Oh wow, this is a tough one. Honestly there is almost too much good advice to narrow it down. I read a lot of artist writings, most recently I read Faith Ringgold’s interview with Eleanor Munro 1977 very inspiring.
“This much I knew as soon as you feel comfortable that’s when It’s time to start over.”
Is there any piece of advice you would offer to others?
What does it mean to you to have a “community?”
Community is really important, I try to visit my friends studios who live in Columbus and elsewhere as often as I can. I love the conversation and it is great to hear peoples observations. I also try to be sure to make it out to as many talks and openings as I can. I am a believer in actively supporting each other, showing up is not that hard and it is a very effective way to help your community.
What is your studio like?
My studio is in a small garage, the loft part is for painting and half of the bottom is for sculpture. It is cozy but works out just fine. I have gotten really good at arranging and stacking and tossing anything unimportant.
What do you like most about working where you do?
I have a live/work space (my garage and basement), its perfect for me because I can roll into the studio as soon the sun is up and I can work straight though the day, this eliminates the studio costs as well as lunch or coffees on the go. It does require some discipline because of possible distractions, but you can get used to blowing off emails and ignoring the growing pile of laundry, I mean there’s always tomorrow!
What do you find most daunting, challenging, or frustrating about pursuing art?
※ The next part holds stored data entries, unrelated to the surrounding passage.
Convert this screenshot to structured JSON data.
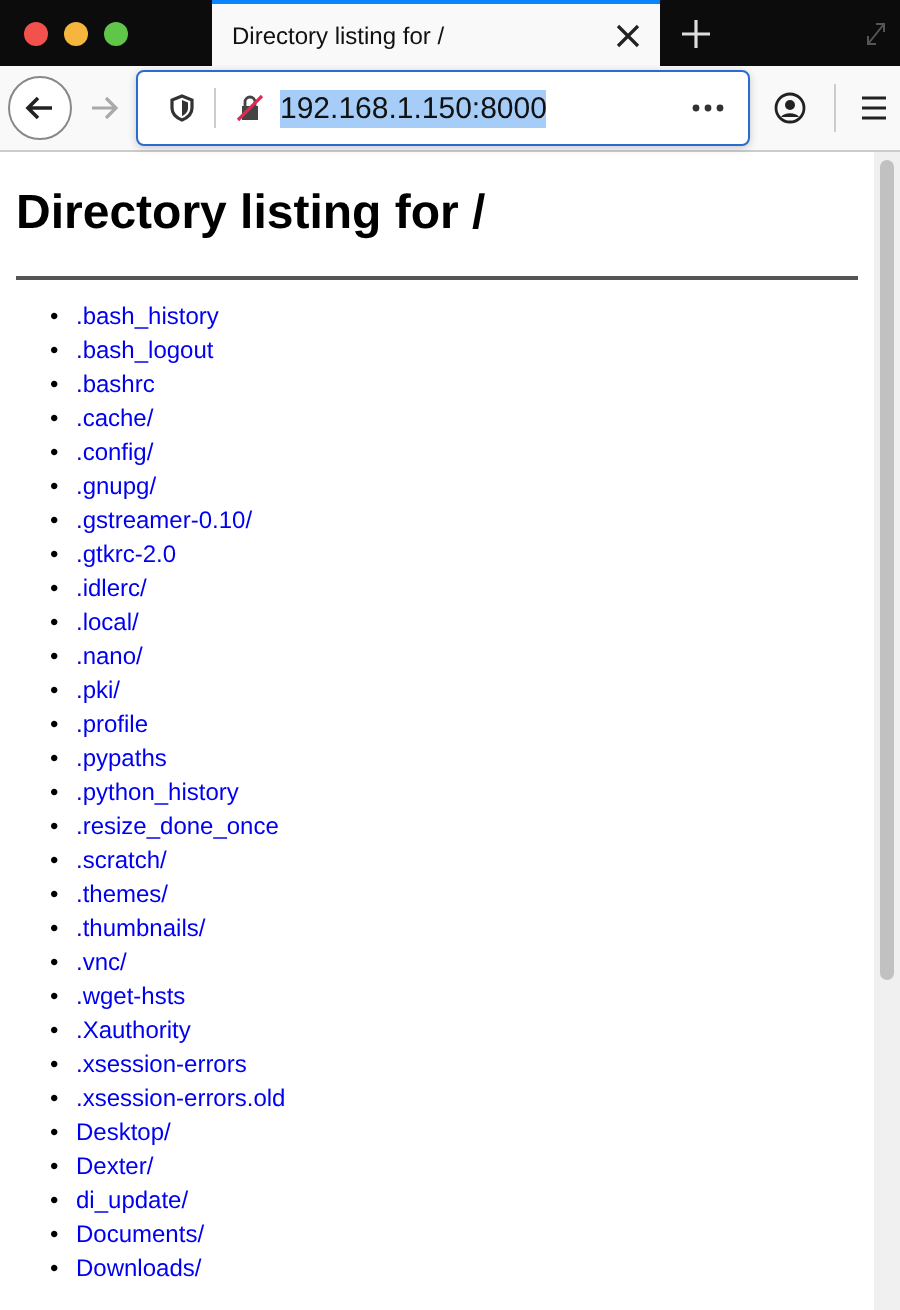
{
  "window": {
    "tab": {
      "title": "Directory listing for /",
      "selected": true
    }
  },
  "toolbar": {
    "url": "192.168.1.150:8000"
  },
  "page": {
    "heading": "Directory listing for /",
    "links": [
      {
        "bullet": "•",
        "name": ".bash_history"
      },
      {
        "bullet": "•",
        "name": ".bash_logout"
      },
      {
        "bullet": "•",
        "name": ".bashrc"
      },
      {
        "bullet": "•",
        "name": ".cache/"
      },
      {
        "bullet": "•",
        "name": ".config/"
      },
      {
        "bullet": "•",
        "name": ".gnupg/"
      },
      {
        "bullet": "•",
        "name": ".gstreamer-0.10/"
      },
      {
        "bullet": "•",
        "name": ".gtkrc-2.0"
      },
      {
        "bullet": "•",
        "name": ".idlerc/"
      },
      {
        "bullet": "•",
        "name": ".local/"
      },
      {
        "bullet": "•",
        "name": ".nano/"
      },
      {
        "bullet": "•",
        "name": ".pki/"
      },
      {
        "bullet": "•",
        "name": ".profile"
      },
      {
        "bullet": "•",
        "name": ".pypaths"
      },
      {
        "bullet": "•",
        "name": ".python_history"
      },
      {
        "bullet": "•",
        "name": ".resize_done_once"
      },
      {
        "bullet": "•",
        "name": ".scratch/"
      },
      {
        "bullet": "•",
        "name": ".themes/"
      },
      {
        "bullet": "•",
        "name": ".thumbnails/"
      },
      {
        "bullet": "•",
        "name": ".vnc/"
      },
      {
        "bullet": "•",
        "name": ".wget-hsts"
      },
      {
        "bullet": "•",
        "name": ".Xauthority"
      },
      {
        "bullet": "•",
        "name": ".xsession-errors"
      },
      {
        "bullet": "•",
        "name": ".xsession-errors.old"
      },
      {
        "bullet": "•",
        "name": "Desktop/"
      },
      {
        "bullet": "•",
        "name": "Dexter/"
      },
      {
        "bullet": "•",
        "name": "di_update/"
      },
      {
        "bullet": "•",
        "name": "Documents/"
      },
      {
        "bullet": "•",
        "name": "Downloads/"
      }
    ]
  }
}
The fact that there is a huge hierarchy between NYC and LA and the rest of the country. This is very difficult to overcome. Being form Ohio and working from Ohio I see collectors from here buying only in NYC, I see institutions here focusing on artists, emerging artist and lectures from NYC. You need to show in NYC for anyone to take interest in you here. When I go to NYC everyone is pretty friendly and easy to meet most of the time so I am really not sure what is the root of this. But I have noticed some artist, critics and theorist come to give lectures in Columbus and seem to be dialing it in. It is odd and I don’t really get it, but thats how it is.
What is the strangest thing you’ve ever had to do for art?
Working in an unheated studio in an Ohio winter is pretty out there.
Do you have a day job or other work that you split your time between?
I teach as a part-time, adjunct or visiting Professor, I enjoy teaching and really value the community and it keeps me and my kids housed and fed!
How significant has attending art school been on your practice?
I waited 20 years to get my MFA and it was funded, so I did not accrue debt. It was a benefit to me personally, it was hard and confusing, but it was great because I really wanted to be there.
What is the most exciting thing you’ve done or accomplished so far, related to your work?
Oh tough one, lets see I am most excited that I have be able to stay in the game. It is not an easy thing to do. When you realize this is all you will every do and there is no doubt about that its the greatest accomplishment.
Are you involved in any collaborative or self-organized projects?
I am! I am a member of the Mint Collective, and our programing has ranged from having studios, running a gallery space and working together on collaborative projects. I am also in a secret collective that organized exhibitions in unconventional spaces. I would tell you more, but it’s a secret!
What are you working on right now?
2 huge paintings on canvas, a few large scagliola pieces, a series of small paintings and some drawings in pastels, using my moms old pastels and this week computer work 🙂
Anything else you would like to add?
Thank you for your work! It takes platforms like this to break down hierarchies and allow make access.